One night Dr Berman had to travel to a Roman Catholic mission about 60km away to attend to a European surveyor who had been taken seriously ill. Dr Berman’s car was followed by a rusty old ambulance.
“When I arrived at the mission, I found a very pale man lying down beside a bucket containing a large amount of blood which he had vomited recently. He had had a nasty haematemesis…
“After what seemed to be a very long time, the ambulance arrived. The driver and his companion seemed to be strangely elated. Their mood puzzled me until they opened the rear doors and proceeded to lift out a large dead hyena lying on the stretcher. They had run over the beast and regarded it as a trophy. I insisted the hyena be left at the side of the road, and my patient take its place on the stretcher.”
In December 1959, Dr Berman went away on leave with his family to attend a course in Advanced Medicine at the London Hospital, his alma mater.
His next posting was to Ilorin, a big station with a senior medical officer, two medical officers, a General Hospital and a separate Maternity Hospital.
“Ilorin was very busy… about 1,200 deliveries per annum at the hospital. The only ones that concerned me were the abnormal ones. But these were common, and I was kept on the hop with emergencies. A day I remember well was an Easter Monday when I had to do four caesarean sections and an embryotomy, and had no break at all.”

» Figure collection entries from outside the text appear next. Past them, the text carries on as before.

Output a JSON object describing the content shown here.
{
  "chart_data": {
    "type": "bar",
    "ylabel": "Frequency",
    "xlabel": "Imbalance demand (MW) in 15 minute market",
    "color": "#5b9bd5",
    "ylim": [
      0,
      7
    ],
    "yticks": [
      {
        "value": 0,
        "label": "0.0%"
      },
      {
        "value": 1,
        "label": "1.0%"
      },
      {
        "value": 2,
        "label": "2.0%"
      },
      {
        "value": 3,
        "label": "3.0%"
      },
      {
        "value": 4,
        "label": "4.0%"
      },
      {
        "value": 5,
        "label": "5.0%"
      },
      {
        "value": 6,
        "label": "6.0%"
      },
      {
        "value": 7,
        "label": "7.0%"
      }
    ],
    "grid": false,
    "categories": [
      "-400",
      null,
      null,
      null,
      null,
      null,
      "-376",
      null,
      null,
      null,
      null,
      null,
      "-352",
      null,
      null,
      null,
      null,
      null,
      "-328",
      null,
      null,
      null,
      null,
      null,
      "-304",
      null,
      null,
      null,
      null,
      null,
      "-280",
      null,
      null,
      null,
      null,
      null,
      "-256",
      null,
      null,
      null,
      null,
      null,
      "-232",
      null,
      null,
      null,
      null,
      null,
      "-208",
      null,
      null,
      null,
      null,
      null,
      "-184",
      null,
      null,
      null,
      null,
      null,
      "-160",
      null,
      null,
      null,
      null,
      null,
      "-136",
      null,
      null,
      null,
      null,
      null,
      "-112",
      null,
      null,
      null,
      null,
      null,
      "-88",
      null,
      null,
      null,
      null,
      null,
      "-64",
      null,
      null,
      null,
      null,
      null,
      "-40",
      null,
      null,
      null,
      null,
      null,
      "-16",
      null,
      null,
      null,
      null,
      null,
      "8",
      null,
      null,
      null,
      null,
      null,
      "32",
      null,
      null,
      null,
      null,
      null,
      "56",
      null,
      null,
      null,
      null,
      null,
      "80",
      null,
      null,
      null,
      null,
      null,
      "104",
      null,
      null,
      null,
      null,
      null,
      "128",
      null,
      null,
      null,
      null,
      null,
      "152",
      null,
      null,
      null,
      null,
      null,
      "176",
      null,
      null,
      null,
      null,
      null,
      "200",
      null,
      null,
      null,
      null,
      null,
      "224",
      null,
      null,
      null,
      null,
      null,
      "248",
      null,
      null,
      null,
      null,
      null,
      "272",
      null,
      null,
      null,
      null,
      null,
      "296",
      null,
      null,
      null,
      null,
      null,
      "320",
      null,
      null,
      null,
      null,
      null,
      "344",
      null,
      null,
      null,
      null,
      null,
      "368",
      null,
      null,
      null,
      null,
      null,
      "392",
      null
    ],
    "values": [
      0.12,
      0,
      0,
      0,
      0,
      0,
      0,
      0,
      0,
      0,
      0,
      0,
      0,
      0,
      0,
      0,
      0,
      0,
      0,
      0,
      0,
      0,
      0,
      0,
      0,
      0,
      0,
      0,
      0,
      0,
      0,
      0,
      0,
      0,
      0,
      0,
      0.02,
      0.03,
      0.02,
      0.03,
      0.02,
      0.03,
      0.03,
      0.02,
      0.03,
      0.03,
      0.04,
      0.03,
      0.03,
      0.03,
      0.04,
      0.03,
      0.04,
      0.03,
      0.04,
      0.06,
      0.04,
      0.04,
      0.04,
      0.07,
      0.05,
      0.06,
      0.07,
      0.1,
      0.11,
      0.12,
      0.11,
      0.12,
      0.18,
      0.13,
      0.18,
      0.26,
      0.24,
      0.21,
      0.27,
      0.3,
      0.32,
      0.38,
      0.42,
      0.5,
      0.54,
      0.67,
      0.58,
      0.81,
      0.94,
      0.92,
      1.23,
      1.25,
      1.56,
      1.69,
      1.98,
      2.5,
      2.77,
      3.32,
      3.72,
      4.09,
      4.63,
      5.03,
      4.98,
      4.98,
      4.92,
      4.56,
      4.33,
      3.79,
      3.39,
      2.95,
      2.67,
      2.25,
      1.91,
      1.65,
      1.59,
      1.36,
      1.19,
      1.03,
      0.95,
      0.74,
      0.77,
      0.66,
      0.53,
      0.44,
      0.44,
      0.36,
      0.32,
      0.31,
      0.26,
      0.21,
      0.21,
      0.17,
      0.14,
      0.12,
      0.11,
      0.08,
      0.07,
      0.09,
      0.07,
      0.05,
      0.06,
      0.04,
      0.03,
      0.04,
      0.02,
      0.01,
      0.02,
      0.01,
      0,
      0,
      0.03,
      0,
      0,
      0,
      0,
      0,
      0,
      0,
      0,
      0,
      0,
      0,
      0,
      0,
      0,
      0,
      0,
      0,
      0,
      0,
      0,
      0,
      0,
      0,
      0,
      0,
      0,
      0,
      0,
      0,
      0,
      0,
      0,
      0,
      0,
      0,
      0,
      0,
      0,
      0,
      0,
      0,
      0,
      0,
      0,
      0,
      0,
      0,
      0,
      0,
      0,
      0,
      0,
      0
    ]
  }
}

After another round of leave in England, where their third child Rosalind was born, the Bermans returned to Nigeria in early 1962 for a posting in Yola, a provincial headquarters. Three or four months later, he was transferred again to Jos.
“At first, I was in charge of the General Hospital. Later, I was in charge of the Plateau Hospital, which was for senior government officers and (unofficially) Europeans. Later still, I acted as SMO when the incumbent was on leave.”
“ Ilorin was very busy. I was kept on the hop with emergencies. A day that I remember well was an Easter Monday when I had to do four caesarean sections and an embryotomy, and had no break at all.
A few months later, he was transferred to Kano, the principal city of northern Nigeria, which would be his last posting.
“I was in charge of the City Hospital… several hundred beds and the base for most of the few specialists who worked in the Northern Region. The specialists included an orthopaedic surgeon, an ophthalmologist, an anaesthetist and an obstetrician.”
In May 1963, the Bermans left Nigeria, boarding the MV Apapa in Lagos. Also on board was the Chief Commissioner of Police, who was also permanently leaving the country.
“We were treated to a lovely and very emotional farewell performance from the Police Band on the quayside,” Dr Berman writes. “We felt they were playing for us.”